The Columbia Tribune this weekend published two more articles that further erode what’s left of Jay Nixon’s credibility on economic development issues in general and Mamtek in particular.
The first piece describes the haste with which the Nixon administration acted to begin protecting Nixon’s image after the Mamtek deal collapsed—painting the picture of a governor more concerned about deflecting blame than creating jobs or salvaging a deal that he personally touted one year earlier.

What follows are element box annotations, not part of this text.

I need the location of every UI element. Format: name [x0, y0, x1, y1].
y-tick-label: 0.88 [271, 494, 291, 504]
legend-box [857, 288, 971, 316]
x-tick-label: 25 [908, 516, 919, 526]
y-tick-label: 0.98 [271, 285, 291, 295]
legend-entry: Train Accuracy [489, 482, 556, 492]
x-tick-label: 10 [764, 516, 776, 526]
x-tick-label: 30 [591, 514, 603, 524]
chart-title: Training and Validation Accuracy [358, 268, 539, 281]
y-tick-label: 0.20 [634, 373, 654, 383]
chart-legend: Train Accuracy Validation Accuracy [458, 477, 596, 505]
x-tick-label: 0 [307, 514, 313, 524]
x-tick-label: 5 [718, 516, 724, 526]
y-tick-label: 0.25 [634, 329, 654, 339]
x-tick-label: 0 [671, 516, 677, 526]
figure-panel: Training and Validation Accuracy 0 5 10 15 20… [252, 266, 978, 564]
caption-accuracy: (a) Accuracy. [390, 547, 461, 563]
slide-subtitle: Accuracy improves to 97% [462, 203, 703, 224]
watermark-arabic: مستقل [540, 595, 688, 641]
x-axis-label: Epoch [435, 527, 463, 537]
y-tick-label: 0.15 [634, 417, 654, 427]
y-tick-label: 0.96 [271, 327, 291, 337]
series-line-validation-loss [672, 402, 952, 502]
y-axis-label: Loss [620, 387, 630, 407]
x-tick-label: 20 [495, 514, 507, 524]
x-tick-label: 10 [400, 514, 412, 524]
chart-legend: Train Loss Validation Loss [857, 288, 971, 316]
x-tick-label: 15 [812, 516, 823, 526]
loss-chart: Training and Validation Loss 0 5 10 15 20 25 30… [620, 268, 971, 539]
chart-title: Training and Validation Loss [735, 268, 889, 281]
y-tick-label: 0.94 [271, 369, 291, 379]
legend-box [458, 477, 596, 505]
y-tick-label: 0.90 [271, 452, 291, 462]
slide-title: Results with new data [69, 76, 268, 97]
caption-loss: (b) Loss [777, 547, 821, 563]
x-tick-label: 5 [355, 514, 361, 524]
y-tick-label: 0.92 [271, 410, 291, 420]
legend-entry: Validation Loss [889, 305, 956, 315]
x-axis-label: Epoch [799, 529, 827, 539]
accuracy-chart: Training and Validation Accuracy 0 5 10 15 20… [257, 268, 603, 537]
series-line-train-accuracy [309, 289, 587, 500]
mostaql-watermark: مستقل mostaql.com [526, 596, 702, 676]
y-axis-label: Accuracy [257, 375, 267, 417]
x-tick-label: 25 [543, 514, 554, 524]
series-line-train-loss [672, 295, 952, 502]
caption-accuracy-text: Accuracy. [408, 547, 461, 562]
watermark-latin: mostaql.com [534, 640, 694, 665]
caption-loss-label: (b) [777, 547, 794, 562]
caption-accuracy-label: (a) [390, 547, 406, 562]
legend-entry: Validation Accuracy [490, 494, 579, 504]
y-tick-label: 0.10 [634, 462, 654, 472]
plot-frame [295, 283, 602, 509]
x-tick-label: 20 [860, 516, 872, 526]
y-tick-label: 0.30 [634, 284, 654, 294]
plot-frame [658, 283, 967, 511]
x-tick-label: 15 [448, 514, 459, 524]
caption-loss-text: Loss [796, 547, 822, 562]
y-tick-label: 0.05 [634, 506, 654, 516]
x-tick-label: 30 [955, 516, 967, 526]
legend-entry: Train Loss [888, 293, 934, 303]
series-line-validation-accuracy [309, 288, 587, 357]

The second article contains several explosive revelations, including the fact that Mamtek was just a small amount of paperwork away from receiving millions in state money only weeks before their collapse. The story confirms yet again that the Nixon administration was aggressively pitching the project to Missouri cities with its stamp of approval. Finally, the story also shows the Nixon administration hard at work trying to deflect blame. In fact, one internal email from an EcoDevo employee claims that “Director Kerr has distanced us from the project. We have no liability for this project.”
These are just the latest in a series of devastating revelations about the failure of the Nixon administration to vet the project before committing taxpayer money and Nixon’s desperate attempts to shift blame for the collapse away from himself.
For those of you keeping score at home:
* “A bit sketchy:” The city of Bismarck, ND, was offered the project, but local EcoDevo officials passed because the company failed to provide “verifiable financial information” or “a sound business plan.” North Dakota officials publicly called the project “a bit sketchy.”
* No due diligence: The Mamtek deal was closed in an extraordinarily short 73 days—significantly shorter than the 5-6 months a deal such as this normally takes to be closed—which suggests that the process was rushed and normal due diligence procedures were ignored. In fact, emails reveal that the state did not begin to do due diligence into the project until a year after the Gov Nixon made the announcement—but their vetting was way too little and way too late.
* Past financial troubles: The Nixon administration failed to uncover the troubled financial past of Mamtek’s CEO, Bruce Cole, who had more than $400,000 is civil judgment liens against him. During the past 15 years, Cole also had state (California) and federal tax liens against him amounting to $33,000.
* No Chinese facility: A report from the Post-Dispatch suggested that there may be no Mamtek facility in the Fujian Provence of China, as company officials publicly claimed.
* An immigration scam: The Columbia Tribune reported that the Mamtek project was likely a scam set up to exploit a loophole in immigration law and allow wealthy Chinese investors a chance to buy American citizenship.
* State assurances: Contrary to the Nixon administration’s early claims that the city of Moberly pitched the Mamtek project to the state, they were forced to admit that it was in fact the state who pitched the project to the cities. Given the state’s seal of approval of the project, it’s no wonder Moberly committed nearly $40 million in bonds to land the company.
* Buck-passing: When questioned about the Mamtek debacle, Nixon desperately claimed “I don’t run the Department of Economic Development.”